Les parents vivant près de la centrale nucléaire accidentée de Fukushima (nord-est du Japon) sont confrontés à un dilemme cauchemardesque : évacuer leurs enfants ou vivre avec la crainte qu'ils ne tombent malade à cause des radiations.
Depuis le déclenchement de la crise le 11 mars, les autorités nippones ont relevé la limite maximale d’exposition radioactive pour les enfants, au même niveau que celle fixée dans beaucoup de pays pour les personnes travaillant sur des sites atomiques. Et elles affirment que les enfants ne craignent rien.
Certaines familles n’ont pas été rassurées par le discours officiel et ont décidé de quitter la zone affectée par les retombées de Fukushima. La plupart sont cependant restées, hésitant à abandonner leur emploi, leur domicile et tirer un trait sur leur vie, malgré la peur ambiante.
Dans la ville de Fukushima, capitale de la préfecture du même nom, les aires de jeu ont été désertées par les enfants contraints de rester à l’intérieur, alors que des effluents radioactifs continuent de s’échapper de la centrale à une soixantaine de kilomètres de là, sur la côte Pacifique.
La plupart des écoles de cette ville de quelques 300 000 habitants ont interdit aux élèves de jouer au football ou au base-ball sur les terrains ou bien de se baigner dans les piscines en plein air. Les fenêtres des salles de classe restent fermées malgré la chaleur estivale. Plus de 300 enfants ont quitté les écoles primaires et les collèges depuis avril, selon le bureau de l’éducation de Fukushima, qui a chargé les employés municipaux de nettoyer les murs des établissements scolaires pour éliminer les poussières radioactives.
« Nous comprenons totalement les sentiments des parents, mais nous voulons qu’ils agissent dans le calme », a déclaré à l’AFP Yoshimasa Kanno, membre du bureau de l’éducation. Il a ajouté que la ville allait doter d’ici septembre chaque élève d’un dosimètre pour calculer le volume de radiations reçues.
Sachiko Sato, 53 ans, qui vit à Kawamata, à 35 kilomètres seulement de la centrale nucléaire, a décidé d’envoyer ses deux enfants dans une autre ville, mais de rester dans la maison familiale. « Nous nous demandons ce qui est le plus important pour nous », a-t-elle confié. « Pour certains, c’est leur travail, pour d’autres c’est la famille. Pour moi, c’est l’avenir de mes enfants. » Hiroshi Ueki, 40 ans, qui travaillait jusqu’à récemment dans un jardin d’enfants, a relogé sa femme et ses deux enfants d’un et quatre ans à Matsumoto, dans la préfecture montagneuse de Nagano, à 280 kilomètres. « Je n’arrêtais pas de dire à mes fils: « Ne touchez pas ça. Ne mangez pas ça. N’enlevez pas votre masque », se souvient-il. « Alors quand on est arrivé à Matsumoto, mon fils aîné m’a encore demandé: « Papa, est-ce que je peux toucher cette fleur, cette voiture ? Est-ce que je peux jouer sous la pluie ? » En entendant ça, j’avais envie de pleurer. »

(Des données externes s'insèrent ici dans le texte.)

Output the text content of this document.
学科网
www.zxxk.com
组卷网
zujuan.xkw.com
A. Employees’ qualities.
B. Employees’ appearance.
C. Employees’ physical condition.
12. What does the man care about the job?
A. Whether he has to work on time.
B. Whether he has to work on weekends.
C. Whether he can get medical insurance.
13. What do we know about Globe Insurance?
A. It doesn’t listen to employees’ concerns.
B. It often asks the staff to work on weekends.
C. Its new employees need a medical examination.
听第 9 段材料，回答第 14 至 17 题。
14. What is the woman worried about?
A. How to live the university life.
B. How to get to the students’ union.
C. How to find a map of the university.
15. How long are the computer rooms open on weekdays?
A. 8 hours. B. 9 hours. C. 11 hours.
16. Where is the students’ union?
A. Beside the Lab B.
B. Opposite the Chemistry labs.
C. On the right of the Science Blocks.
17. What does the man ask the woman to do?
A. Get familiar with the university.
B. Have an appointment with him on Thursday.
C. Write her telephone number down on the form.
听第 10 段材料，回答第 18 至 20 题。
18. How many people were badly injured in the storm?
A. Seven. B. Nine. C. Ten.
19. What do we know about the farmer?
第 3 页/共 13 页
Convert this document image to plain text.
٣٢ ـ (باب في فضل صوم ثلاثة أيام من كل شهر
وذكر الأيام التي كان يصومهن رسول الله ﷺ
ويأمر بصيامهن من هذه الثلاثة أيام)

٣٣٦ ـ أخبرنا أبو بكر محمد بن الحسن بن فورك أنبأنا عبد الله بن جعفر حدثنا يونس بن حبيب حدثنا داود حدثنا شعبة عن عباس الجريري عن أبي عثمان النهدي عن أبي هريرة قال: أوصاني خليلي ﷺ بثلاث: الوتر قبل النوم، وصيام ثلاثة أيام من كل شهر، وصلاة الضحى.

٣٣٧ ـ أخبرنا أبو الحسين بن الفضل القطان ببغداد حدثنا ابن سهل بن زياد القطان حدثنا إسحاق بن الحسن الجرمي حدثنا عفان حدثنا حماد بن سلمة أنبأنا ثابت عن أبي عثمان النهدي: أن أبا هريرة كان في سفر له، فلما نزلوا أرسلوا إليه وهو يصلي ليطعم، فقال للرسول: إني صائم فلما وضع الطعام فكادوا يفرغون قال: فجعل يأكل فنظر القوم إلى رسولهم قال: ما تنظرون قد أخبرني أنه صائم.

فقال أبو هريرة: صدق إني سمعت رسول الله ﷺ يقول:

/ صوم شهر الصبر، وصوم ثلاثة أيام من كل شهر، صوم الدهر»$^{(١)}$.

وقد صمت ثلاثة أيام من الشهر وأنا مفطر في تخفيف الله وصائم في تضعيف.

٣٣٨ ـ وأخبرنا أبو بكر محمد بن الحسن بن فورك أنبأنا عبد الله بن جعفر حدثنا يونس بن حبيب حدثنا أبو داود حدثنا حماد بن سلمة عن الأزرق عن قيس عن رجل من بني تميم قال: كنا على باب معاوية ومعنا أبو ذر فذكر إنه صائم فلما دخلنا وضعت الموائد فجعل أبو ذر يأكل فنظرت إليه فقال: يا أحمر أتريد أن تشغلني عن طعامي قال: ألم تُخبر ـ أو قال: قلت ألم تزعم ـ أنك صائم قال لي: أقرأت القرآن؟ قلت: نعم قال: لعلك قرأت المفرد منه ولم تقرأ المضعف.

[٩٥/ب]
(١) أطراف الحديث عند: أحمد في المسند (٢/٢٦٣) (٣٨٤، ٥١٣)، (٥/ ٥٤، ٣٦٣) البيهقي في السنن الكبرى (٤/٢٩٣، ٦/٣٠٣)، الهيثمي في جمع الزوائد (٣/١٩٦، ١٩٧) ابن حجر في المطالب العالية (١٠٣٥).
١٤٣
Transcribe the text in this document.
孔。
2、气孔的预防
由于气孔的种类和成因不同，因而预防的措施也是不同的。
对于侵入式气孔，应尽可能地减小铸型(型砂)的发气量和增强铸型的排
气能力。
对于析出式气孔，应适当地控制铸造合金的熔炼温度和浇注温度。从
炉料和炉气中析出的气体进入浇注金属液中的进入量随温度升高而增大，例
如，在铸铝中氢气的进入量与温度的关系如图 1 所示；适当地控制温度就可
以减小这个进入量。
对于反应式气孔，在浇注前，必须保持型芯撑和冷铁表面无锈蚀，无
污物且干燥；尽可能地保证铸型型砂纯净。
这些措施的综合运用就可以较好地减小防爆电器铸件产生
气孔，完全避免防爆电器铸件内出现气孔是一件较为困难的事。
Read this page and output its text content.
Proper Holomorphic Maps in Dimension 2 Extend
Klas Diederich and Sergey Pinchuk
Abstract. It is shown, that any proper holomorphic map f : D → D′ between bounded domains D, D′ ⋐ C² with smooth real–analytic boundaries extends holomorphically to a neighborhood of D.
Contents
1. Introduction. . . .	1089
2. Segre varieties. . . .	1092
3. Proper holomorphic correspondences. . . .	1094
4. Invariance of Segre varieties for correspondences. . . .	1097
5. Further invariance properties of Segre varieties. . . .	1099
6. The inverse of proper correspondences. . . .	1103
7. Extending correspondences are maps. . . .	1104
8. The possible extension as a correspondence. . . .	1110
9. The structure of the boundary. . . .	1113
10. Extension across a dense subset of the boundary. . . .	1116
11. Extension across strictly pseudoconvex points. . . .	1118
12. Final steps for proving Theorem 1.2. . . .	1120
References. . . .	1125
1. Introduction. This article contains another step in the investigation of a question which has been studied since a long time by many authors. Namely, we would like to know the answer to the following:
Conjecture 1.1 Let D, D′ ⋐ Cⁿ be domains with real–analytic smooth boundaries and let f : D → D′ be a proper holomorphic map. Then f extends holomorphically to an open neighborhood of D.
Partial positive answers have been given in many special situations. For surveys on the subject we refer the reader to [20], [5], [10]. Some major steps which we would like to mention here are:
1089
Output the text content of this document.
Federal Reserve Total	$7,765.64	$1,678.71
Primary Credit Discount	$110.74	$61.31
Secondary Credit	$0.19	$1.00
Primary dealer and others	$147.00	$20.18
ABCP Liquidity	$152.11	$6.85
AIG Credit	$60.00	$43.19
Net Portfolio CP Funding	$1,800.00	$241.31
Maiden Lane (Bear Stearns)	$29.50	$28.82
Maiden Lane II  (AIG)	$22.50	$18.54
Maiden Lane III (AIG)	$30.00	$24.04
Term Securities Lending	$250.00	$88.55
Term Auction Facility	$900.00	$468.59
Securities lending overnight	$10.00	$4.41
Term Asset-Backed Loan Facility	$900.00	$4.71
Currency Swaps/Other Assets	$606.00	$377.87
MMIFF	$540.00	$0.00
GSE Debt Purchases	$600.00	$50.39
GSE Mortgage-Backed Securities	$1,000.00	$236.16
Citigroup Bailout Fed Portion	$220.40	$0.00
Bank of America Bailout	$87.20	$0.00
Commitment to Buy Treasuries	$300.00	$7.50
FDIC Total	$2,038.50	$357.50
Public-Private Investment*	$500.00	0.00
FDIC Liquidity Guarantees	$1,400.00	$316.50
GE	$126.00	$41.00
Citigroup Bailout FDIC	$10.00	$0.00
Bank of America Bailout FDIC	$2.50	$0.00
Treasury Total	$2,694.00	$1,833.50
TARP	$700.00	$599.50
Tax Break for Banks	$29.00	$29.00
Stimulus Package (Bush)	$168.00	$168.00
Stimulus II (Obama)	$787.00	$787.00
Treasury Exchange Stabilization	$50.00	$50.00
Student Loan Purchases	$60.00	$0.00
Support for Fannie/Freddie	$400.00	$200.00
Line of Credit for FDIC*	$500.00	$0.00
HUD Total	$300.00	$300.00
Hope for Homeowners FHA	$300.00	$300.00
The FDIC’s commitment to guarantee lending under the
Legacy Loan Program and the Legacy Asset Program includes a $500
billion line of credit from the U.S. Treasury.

La limite d’exposition aux radiations au Japon a été relevée de 1 millisievert par an à 20 millisieverts, après le séisme et le tsunami géants qui ont provoqué la plus grande catastrophe nucléaire depuis celle de Tchernobyl en 1986.
Dans la ville de Fukushima, les autorités évaluent la radioactivité dans l’atmosphère à des niveaux allant de 5,4 à 13,6 millisieverts par an, selon les endroits. Mais les critiques relèvent que ces mesures ne tiennent pas compte de l’exposition interne provoquée par la nourriture ou la poussière contaminée par les radiations.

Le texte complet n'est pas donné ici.